Today, mobile foam party services and foam machine rental companies are available to bring foam party equipment to residential properties and backyards for birthday parties, graduation parties, and family reunions. Mobile foam parties are also a popular form of enrichment and physical activity for children at schools, daycare centers, and summer camps.

==History==

Foam parties can be dated back to A Rhapsody in Black and Blue, a 1932 short film directed by Aubrey Scotto, wherein Louis Armstrong dances, sings, and plays his trumpet in a large area of soap suds. Songs performed in the foam are "I'll Be Glad When You're Dead, You Rascal You" and "Shine". Another film featuring foam parties is The Party, featuring Peter Sellers.

Modern foam parties were developed in the early 1990s by club promoters in Ibiza. Generally, machines were large, ceiling-mounted foam generators, created by Weird Dream Productions, that created a large volume of foam that fell from the ceiling onto clubbers. The large water usage and subsequent cleanup required made this impractical for many venues, resulting in a demand upon Weird Dream Productions to modify their foam to be of low water content. Weird Dreams achieved this in model Mk III, which produced 200,000 litres per minute with just 50l of water. UK style leaders Big Fun and Roy Barlow Leisure purchased machines from Weird Dream Productions and later manufactured their own versions, creating a global market for the product, and these three companies remained global market leaders throughout the craze. All market leaders were UK-based until around 2004. In recent years, there has been a large growth in at-home parties, and even more grand foam experiences. In the kids birthday and party market, many companies offer parties for front or back yards, using the water and electricity of the homeowner. Sometimes one can rent inflatables to contain the foam. While they can contain the foam, these can take up a lot of space. In warmer climates, kids often wear bathing suits. Today, a few companies make foam cannons from industrial fans and pipes.
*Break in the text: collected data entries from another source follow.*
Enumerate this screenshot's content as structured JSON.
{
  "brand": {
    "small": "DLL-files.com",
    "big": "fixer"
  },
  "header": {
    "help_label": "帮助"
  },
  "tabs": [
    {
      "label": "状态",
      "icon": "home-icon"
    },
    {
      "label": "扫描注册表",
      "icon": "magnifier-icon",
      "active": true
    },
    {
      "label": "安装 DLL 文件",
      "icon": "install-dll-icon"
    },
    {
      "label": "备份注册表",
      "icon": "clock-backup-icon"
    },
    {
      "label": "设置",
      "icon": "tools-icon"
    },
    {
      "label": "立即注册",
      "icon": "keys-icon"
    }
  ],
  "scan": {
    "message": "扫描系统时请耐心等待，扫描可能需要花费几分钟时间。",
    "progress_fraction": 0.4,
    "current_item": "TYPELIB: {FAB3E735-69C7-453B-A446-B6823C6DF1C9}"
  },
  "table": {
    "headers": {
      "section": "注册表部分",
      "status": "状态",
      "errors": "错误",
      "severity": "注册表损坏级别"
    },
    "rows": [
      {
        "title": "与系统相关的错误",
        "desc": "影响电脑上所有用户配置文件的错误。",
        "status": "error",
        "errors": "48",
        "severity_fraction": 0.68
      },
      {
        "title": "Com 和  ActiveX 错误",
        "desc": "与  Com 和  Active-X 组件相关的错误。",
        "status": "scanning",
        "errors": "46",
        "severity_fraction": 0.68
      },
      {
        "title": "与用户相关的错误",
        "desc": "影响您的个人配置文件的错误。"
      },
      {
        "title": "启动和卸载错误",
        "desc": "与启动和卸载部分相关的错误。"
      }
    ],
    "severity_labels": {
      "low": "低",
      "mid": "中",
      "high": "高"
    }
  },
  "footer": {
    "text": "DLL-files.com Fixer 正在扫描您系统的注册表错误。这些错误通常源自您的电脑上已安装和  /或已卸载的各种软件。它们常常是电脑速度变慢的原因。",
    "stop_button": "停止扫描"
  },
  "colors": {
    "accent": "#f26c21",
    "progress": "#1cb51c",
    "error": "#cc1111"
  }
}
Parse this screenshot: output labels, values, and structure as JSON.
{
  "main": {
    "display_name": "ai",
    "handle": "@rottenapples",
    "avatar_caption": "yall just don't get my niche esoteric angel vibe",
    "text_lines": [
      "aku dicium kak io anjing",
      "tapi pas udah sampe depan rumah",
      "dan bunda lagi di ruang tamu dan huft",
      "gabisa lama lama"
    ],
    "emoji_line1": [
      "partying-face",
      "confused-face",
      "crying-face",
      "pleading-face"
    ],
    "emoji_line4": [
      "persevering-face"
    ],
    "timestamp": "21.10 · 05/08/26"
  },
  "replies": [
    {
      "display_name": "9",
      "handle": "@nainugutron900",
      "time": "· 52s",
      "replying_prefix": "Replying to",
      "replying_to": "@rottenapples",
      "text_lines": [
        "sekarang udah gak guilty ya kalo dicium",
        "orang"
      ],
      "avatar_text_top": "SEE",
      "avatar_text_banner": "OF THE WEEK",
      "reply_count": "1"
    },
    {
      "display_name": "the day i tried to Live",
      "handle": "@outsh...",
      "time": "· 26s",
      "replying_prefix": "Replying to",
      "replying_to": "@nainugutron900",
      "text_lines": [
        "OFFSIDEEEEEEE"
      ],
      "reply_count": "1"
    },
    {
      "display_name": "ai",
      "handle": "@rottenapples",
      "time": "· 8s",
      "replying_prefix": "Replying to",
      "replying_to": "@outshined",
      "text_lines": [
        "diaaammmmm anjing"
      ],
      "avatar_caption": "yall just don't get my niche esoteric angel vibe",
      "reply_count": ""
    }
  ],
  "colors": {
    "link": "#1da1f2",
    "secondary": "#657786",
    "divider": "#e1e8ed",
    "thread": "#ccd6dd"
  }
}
As Ibiza foam parties became more popular, the craze spread, and the foam cannon was developed by Roy Barlow from The Entertainment Biz and Robin Wincup from Galaxy.

In the 1990s, foam parties were performed weekly at Amnesia in Ibiza.

==Safety==
Numerous hazards are associated with foam parties. Common hazards include slipping on floors made slick by the foam, with risks being intensified when combined with alcohol.

In 2008, three people were electrocuted and two others injured at a foam party at the Venezia Palace Hotel in Antalya, Turkey.